Vixen didn’t ask to sit. She simply folded herself into the opposite seat like she’d always been there—all sharp angles, quiet confidence, and the faint scent of amber and cigarette smoke. Her coat was too elegant for a regional train, her boots too practical for a woman who moved like liquid shadow. Vixen - Jia Lissa - Travelling Alone
“It’s the way you hold your book,” Vixen replied, nodding at the untouched paperback in Jia’s lap. “Upside down for the last three stops. You’re not reading. You’re hiding.” Jia turned from the window
The train plunged into a tunnel. For five heartbeats, there was only darkness and the syncopated click of wheels. When the light returned, Vixen had moved closer—not physically, but in the way the air between them had thickened, become a thing with weight. “And what’s your story
“I travel alone too,” Vixen said, her voice lower now, meant only for Jia. “Not because I have no one.

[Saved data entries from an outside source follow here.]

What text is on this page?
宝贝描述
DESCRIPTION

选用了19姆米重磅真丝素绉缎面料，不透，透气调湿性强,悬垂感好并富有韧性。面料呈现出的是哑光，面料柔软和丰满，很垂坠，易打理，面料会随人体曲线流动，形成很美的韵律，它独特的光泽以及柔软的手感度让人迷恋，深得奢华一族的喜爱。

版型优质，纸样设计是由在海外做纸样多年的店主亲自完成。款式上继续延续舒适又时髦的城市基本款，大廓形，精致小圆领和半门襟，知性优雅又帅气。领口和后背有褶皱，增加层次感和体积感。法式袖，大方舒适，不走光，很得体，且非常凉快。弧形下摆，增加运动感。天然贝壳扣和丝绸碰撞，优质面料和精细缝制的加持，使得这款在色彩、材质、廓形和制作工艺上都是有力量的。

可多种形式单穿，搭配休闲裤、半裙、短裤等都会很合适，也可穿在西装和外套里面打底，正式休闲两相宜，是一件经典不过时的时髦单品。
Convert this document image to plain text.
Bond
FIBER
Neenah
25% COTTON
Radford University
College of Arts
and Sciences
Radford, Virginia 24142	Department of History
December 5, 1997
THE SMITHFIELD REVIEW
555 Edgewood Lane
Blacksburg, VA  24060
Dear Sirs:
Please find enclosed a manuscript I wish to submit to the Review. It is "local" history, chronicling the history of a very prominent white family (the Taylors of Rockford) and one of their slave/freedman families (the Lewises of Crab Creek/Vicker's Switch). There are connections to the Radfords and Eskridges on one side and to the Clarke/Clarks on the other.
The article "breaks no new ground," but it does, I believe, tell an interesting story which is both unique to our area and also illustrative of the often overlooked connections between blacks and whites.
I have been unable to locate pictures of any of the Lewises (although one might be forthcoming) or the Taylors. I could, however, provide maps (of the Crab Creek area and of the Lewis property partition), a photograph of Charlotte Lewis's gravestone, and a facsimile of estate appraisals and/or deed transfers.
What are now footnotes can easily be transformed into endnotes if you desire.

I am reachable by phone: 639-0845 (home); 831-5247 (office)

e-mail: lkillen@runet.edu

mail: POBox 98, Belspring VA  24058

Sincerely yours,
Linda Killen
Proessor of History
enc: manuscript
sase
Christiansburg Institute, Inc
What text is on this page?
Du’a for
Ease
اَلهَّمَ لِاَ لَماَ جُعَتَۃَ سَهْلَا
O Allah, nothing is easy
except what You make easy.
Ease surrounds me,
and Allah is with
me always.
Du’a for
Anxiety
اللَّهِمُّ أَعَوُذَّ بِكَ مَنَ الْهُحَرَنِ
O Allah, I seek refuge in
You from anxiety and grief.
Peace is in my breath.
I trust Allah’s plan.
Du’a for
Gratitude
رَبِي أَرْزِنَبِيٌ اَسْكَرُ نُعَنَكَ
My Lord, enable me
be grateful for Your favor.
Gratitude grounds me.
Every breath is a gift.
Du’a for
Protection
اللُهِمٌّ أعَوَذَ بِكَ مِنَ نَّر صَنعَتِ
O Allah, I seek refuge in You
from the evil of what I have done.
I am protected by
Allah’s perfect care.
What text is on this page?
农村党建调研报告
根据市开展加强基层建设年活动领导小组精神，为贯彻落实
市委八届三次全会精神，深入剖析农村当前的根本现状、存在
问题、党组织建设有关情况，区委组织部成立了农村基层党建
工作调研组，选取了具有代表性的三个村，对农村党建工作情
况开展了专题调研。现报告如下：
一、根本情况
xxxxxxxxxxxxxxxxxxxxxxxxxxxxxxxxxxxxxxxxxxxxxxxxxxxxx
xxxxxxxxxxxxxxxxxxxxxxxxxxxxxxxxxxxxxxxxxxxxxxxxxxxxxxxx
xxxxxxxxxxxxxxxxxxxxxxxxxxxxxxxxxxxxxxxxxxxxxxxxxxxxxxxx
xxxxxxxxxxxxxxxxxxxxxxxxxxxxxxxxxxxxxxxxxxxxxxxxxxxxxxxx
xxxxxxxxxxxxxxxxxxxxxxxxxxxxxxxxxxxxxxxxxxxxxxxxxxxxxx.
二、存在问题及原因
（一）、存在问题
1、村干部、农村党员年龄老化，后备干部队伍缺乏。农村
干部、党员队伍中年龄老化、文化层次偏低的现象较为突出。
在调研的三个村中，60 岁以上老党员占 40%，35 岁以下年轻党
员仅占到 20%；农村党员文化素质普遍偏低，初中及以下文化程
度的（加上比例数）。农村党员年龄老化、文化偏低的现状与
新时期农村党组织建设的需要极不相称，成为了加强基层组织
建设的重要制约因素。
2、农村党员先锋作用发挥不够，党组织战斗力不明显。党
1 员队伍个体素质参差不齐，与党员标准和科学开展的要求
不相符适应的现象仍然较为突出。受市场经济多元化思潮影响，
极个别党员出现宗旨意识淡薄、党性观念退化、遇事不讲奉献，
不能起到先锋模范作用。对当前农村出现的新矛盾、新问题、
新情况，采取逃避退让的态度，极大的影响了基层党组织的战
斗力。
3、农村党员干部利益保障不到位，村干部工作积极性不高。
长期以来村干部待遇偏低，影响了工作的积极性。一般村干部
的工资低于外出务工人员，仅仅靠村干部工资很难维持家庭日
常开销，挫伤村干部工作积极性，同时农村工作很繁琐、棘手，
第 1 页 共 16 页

Because I refuse to let anyone edit my story.”
The train compartment smelled of rust, stale coffee, and the particular loneliness of a border crossing at dusk. Jia Lissa pressed her forehead against the cold glass, watching the industrial outskirts of the last city blur into skeletal trees. Outside, the map was ending. Inside, she was just beginning.
“You’re travelling alone,” Vixen said. It wasn’t a question.